Monday, November 14, 2016

No Traces

By the long rocks, where fear is;
Or the temporary ocean’s center,
Hollow as a vowel, I move aside,
That everything may enter.


The one choral voice never heard,
Without whom no singer could compose;
The ground that ground must root in
Before it prompts the rose;


Love and I alone endure;
Sing the eternal pause;
Loosen the over-strictured tongue
From busybody laws.


All persons, nations, creeds, locations
Are holy, chosen, blest;
Born of us, to us returning,
Seeking sorrow, finding rest.


© Larry Haworth April, 2016

Wednesday, April 13, 2016

Chagall

Chagall opens the eye on a world where
Lovers, musicians, fabulous beasts love,
Play, have their being in the middle air.
Demure round-breasted women, impassioned
Encircling men ride their longings above
Sleeping homes. The crimson-faced violin

Player on his blue chair in his blue night
Suffers birds to perch on his shoulder, thighs,
Moon and bouquet beside. And this huge white
Goat sedately cropping the roof-top grass
Achieves what poor religion only tries:
To make emptiness intimate with mass.

© Larry Haworth April, 2016

Haiku

Construction cranes still
As water birds on one leg
Elegantly flock.

Larry Haworth April 2016 ©

Trees

What self-clothed soul could hope to charm
These tall and naked lives?
What monarch did so little harm
And told nobody lies?

They patiently outwait our madness,
Patiently persist,
Unequipped for sadness,
Unminded to resist.

© Larry Haworth April, 2016

Friday, February 19, 2016

Free Fall

When free fall stops I hurt. That’s what happens
When you land belly first on bare rock.
It’s not easy using my whole body as brakes,
But that’s the price free fall demands.
There’s no flight here, no style, no finely controlled
Flip of a wing; just hard descent,
And a sudden, painful stop.

Do you get the metaphor? Yes, I’m an addict,
But that word is too short, convenient, and familiar
To let you taste the broken dignity; wasted years;
Deadened soul; the life ripped out of me piecemeal.
I had only so much innocence to lose;
I didn’t want to spend it all in one place;
So I parceled my heart out like a miser, a handful at a time.

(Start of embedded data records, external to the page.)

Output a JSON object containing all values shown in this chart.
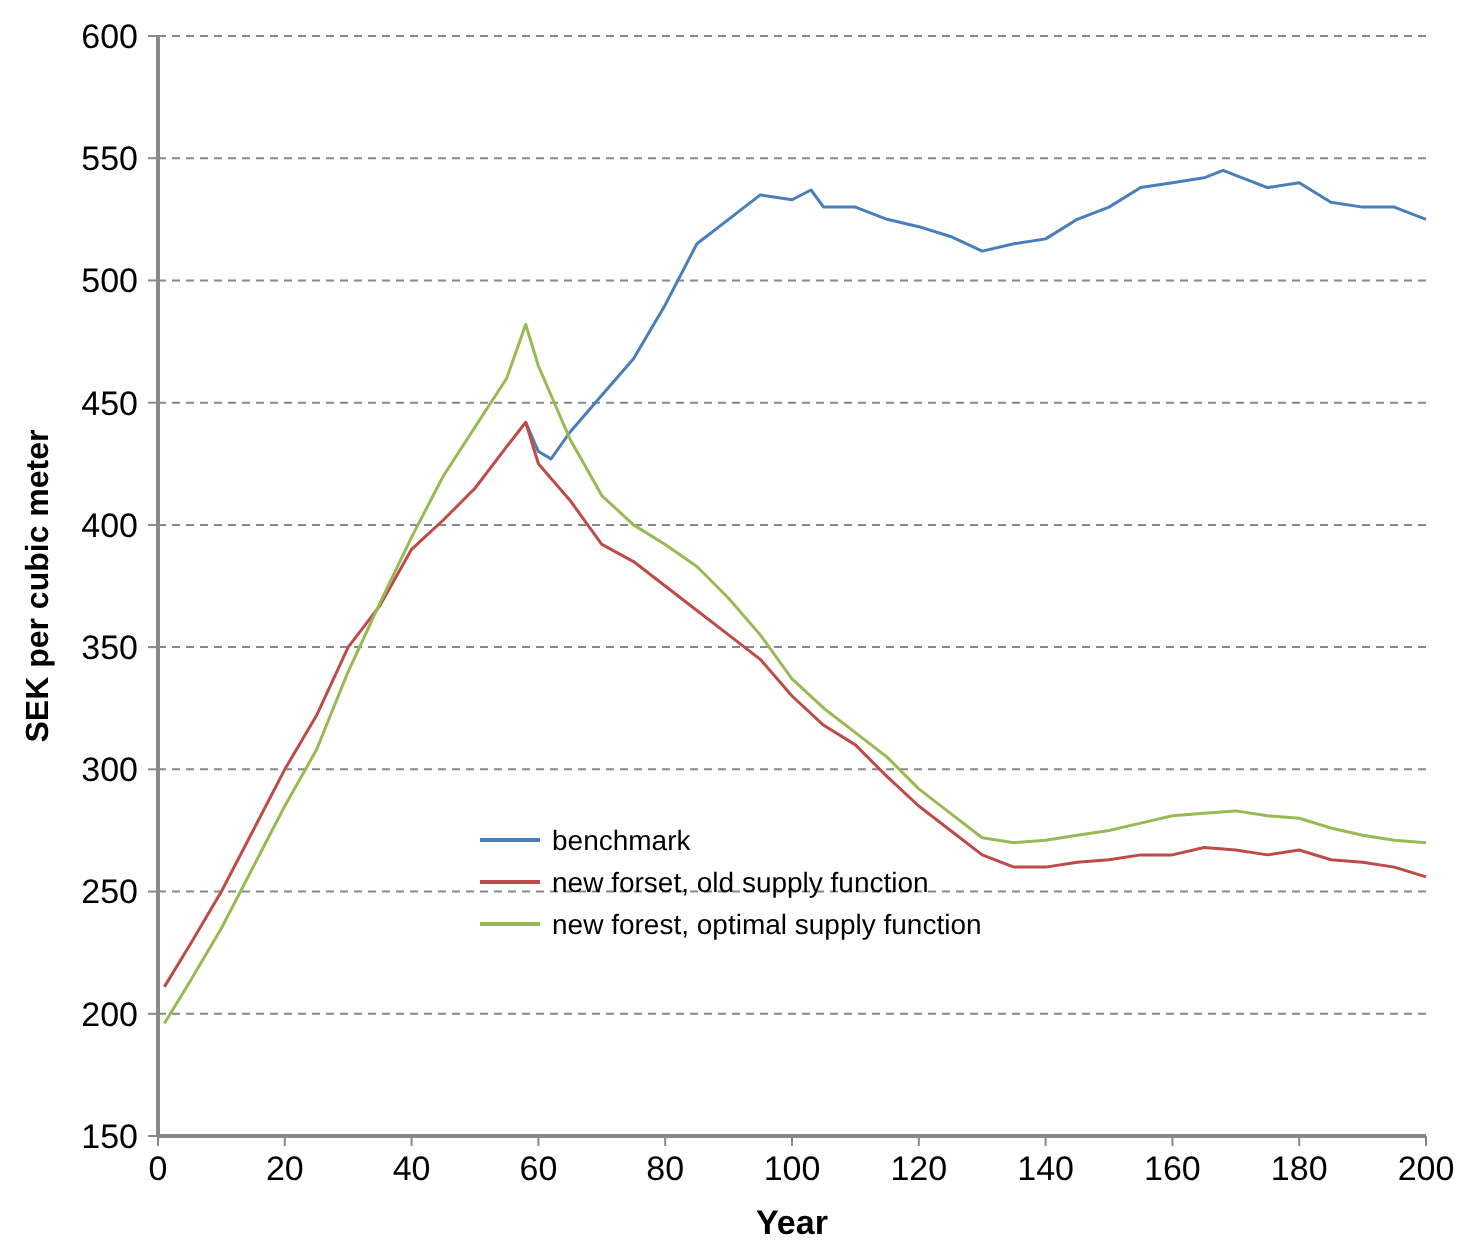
{
  "chart_data": {
    "type": "line",
    "xlabel": "Year",
    "ylabel": "SEK per cubic meter",
    "xlim": [
      0,
      200
    ],
    "xticks": [
      0,
      20,
      40,
      60,
      80,
      100,
      120,
      140,
      160,
      180,
      200
    ],
    "ylim": [
      150,
      600
    ],
    "yticks": [
      150,
      200,
      250,
      300,
      350,
      400,
      450,
      500,
      550,
      600
    ],
    "grid": "y",
    "legend": "bottom",
    "line_style": "solid",
    "marker": "none",
    "series": [
      {
        "name": "benchmark",
        "color": "#4a7ebb",
        "x": [
          58,
          60,
          62,
          65,
          70,
          75,
          80,
          85,
          90,
          95,
          100,
          103,
          105,
          110,
          115,
          120,
          125,
          130,
          135,
          140,
          145,
          150,
          155,
          160,
          165,
          168,
          170,
          175,
          180,
          185,
          190,
          195,
          200
        ],
        "values": [
          442,
          430,
          427,
          438,
          453,
          468,
          490,
          515,
          525,
          535,
          533,
          537,
          530,
          530,
          525,
          522,
          518,
          512,
          515,
          517,
          525,
          530,
          538,
          540,
          542,
          545,
          543,
          538,
          540,
          532,
          530,
          530,
          525
        ]
      },
      {
        "name": "new forset, old supply function",
        "color": "#be4b48",
        "x": [
          1,
          5,
          10,
          15,
          20,
          25,
          30,
          35,
          40,
          45,
          50,
          55,
          58,
          60,
          65,
          70,
          75,
          80,
          85,
          90,
          95,
          100,
          105,
          110,
          115,
          120,
          125,
          130,
          135,
          140,
          145,
          150,
          155,
          160,
          165,
          170,
          175,
          180,
          185,
          190,
          195,
          200
        ],
        "values": [
          211,
          228,
          250,
          275,
          300,
          322,
          350,
          367,
          390,
          402,
          415,
          432,
          442,
          425,
          410,
          392,
          385,
          375,
          365,
          355,
          345,
          330,
          318,
          310,
          297,
          285,
          275,
          265,
          260,
          260,
          262,
          263,
          265,
          265,
          268,
          267,
          265,
          267,
          263,
          262,
          260,
          256
        ]
      },
      {
        "name": "new forest, optimal supply function",
        "color": "#98b954",
        "x": [
          1,
          5,
          10,
          15,
          20,
          25,
          30,
          35,
          40,
          45,
          50,
          55,
          58,
          60,
          65,
          70,
          75,
          80,
          85,
          90,
          95,
          100,
          105,
          110,
          115,
          120,
          125,
          130,
          135,
          140,
          145,
          150,
          155,
          160,
          165,
          170,
          175,
          180,
          185,
          190,
          195,
          200
        ],
        "values": [
          196,
          213,
          235,
          260,
          285,
          308,
          340,
          368,
          395,
          420,
          440,
          460,
          482,
          465,
          435,
          412,
          400,
          392,
          383,
          370,
          355,
          337,
          325,
          315,
          305,
          292,
          282,
          272,
          270,
          271,
          273,
          275,
          278,
          281,
          282,
          283,
          281,
          280,
          276,
          273,
          271,
          270
        ]
      }
    ]
  }
}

I joined an army, disguised as a family;
Wore chains borrowed from their death camp savior,
And tried to climb their cliff of selfless virtue.
That climb was not mine; desire called me down.
I slipped their chains, succumbed to the forbidden deep,
And found terrible joy in the plunge.
It was then I formed the taste for free fall.

At first I ran to the edge and threw myself like a diver,
Back arched, arms stretched wide, relishing the rush
In my ears, my wind burnt face, laughing as I dove.
The landings grew hard. Still I staggered to the cliff and simply fell.
Finally I could only crawl to the lip and roll over. Unable to stop,
Feeling the slavery, I cursed myself for years.
Gravity taught me freedom needs restraint.

Now, I find no freedom without chains: mine are what I need;
Borrowed from no one; forged by my own hand; worn willingly.
And although I see my nation and world lost in free fall,
A heady, expensive abandon I know too well,
I urge my bonds on no one; I don’t know what’s right for you.
Nonetheless, this is my life: I am wary of theology, messiahs, 
And heights; and I know that no fall is free.